Respiratory function deteriorates as intercostals and diaphragmatic muscles waste, resulting in poor ventilation and consequent hypoxia. Chronic hypoxia results in pneumonia and atelectasis. Increased respiratory efforts and increased respiratory rates require a tremendous amount of energy. Recumbent patients are at the greatest risk of respiratory insufficiency as nutritional uptake is generally poor, with muscle fatigue and muscle wasting further complicating patient recovery. In addition, recumbent patients with muscle wasting are prone to megaesophagus and aspiration pneumonia. Renal function can also deteriorate as a result of poor nutrition as decreased urea concentration in the renal medulla results in a loss of the kidney's concentrating ability Poor nutrition can cause decreased muscle function leading to decreased motility and malabsorption in the gastrointestinal tract. Sadly, even cardiac muscle can become weak by the increased demand for oxygen consumption due to the hypermetabolic state from injury or illness.

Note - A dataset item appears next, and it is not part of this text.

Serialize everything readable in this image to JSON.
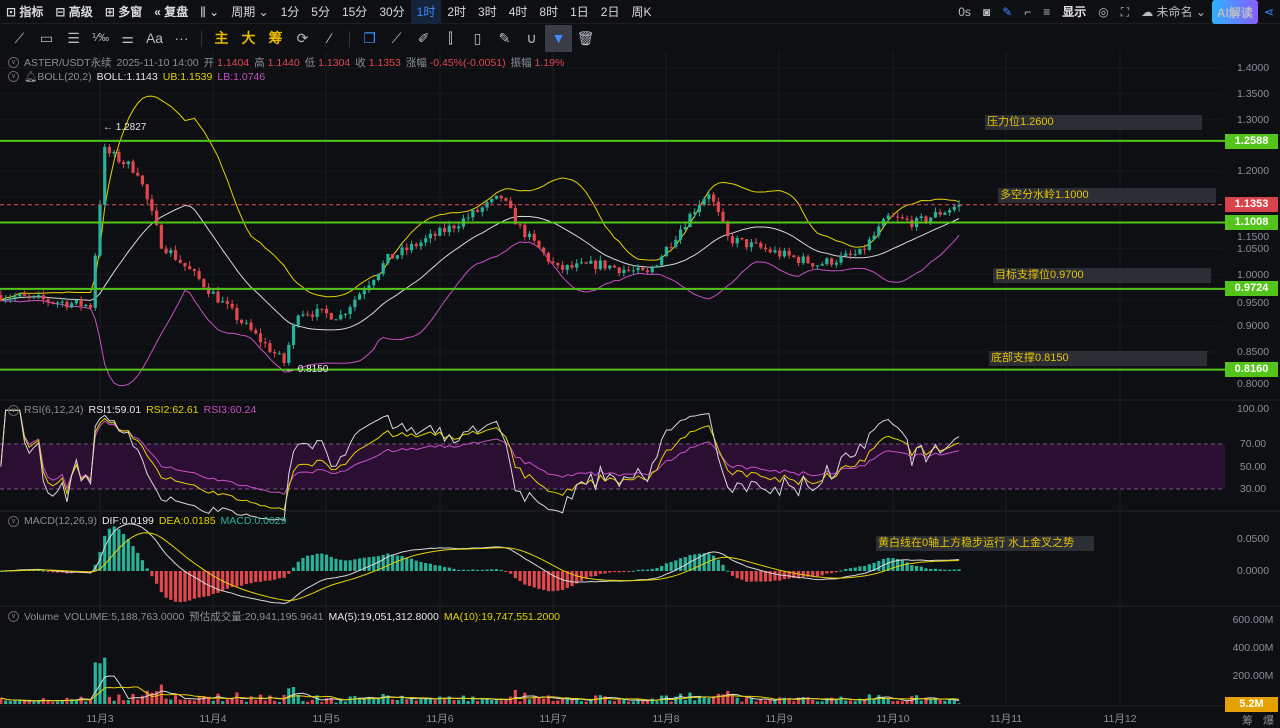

In essence, no organ is spared during malnutrition. It is important to note that the interrelationships between organ function and nutrition are complex and delicate. Wherein no single parameter or observation can define the degree of nutritional insufficiency, being conscious of the nutritional need for mere patient maintenance is an important step in providing good patient care.

Development of malnutrition can be hospital related and not just a reflection at time of admission. Frequent diagnostics testing, stress from being apart from owners, lack of sleep, or unregulated pain can cause a patient to quit eating. Good communication between nursing staff should include a patient's behavior and eating habits during patient rounds. Other practices known to adversely affect the nutritional status of hospitalized patients include the failure to record a daily body weight, lack of nutritional intervention after surgical procedures, (particularly if the patient is kept sedated on heaving infusions of analgesia), medications causing inappetance or nausea, and improper diet types.